For this great sickness hat is upon us no one person is responsible, and no Christian is wholly free form blame. We have all contributed, directly or indirectly, to this sad state of affairs. We have been too blind to see, or too timid to speak out, or too self-satisfied to desire anything better than the poor average diet with which others appear satisfied. To put it differently, we have accepted one another’s notions, copied one another’s lives and made one another’s experiences the model for our own.
A.W Tozer, 1948.
We’ve come a long way.
I love questions. Without them, progress is virtually impossible. To reflect is to ask, and information without reflection is a wasteful use of my time. Anything i’m reading needs to land somewhere – I don’t enjoy it enough to class it as relaxation, and with limited time I need full value for it.
So for every book I read/finish I need some questions. They need to cover my person and my responsibilities, have tangible application and be measurable.
I’ll tweak them as I go but these can make for a good start.
- What has it revealed to me about myself?
- How am I going to respond to that? and how can I measure it?
- What has it taught me about leadership/my leadership?
- How am I going to adapt my leadership in light of it?
- How will the affect be felt by those I lead?
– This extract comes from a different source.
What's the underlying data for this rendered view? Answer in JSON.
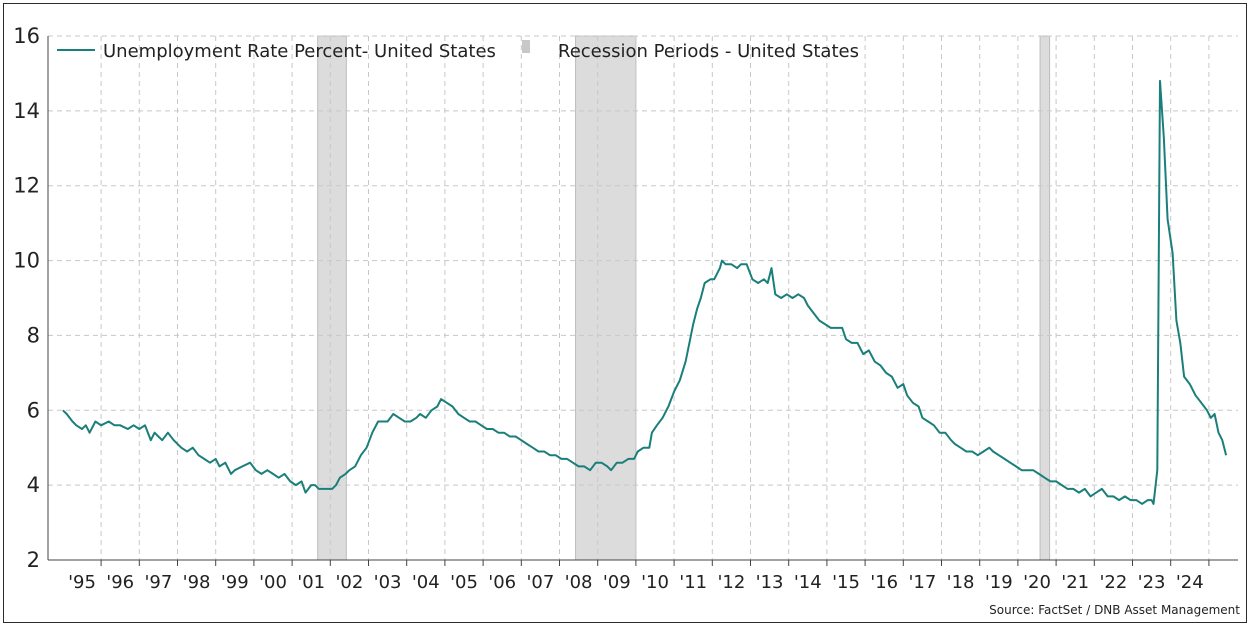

Thursday’s child is an experiment; to do something i’ve never done before. To get smart. To get (a little) more serious. Serious about where i’m going. Serious about pursuing God-created and gifted potential. Serious about discipline and living the calling, position and responsibility i’ve been given. I’m 33, an elder, ministry leader, preacher and influencer, yet i’ve shirked, skirted and hesitated; resisting adulthood as if Peter Pan. Child-likeness is a huge strength, Jesus said so, but you can’t live in the sky. Despite internal resistance I need to pick up his shovel and shift some dirt, walk the earth and leave some footprints.
Thursdays will be my coming down – a window of time set apart for deliberate purpose.
I’m going to read, plan, do necessary admin and pray, and purely for my own sake and discipline will track the steps I take.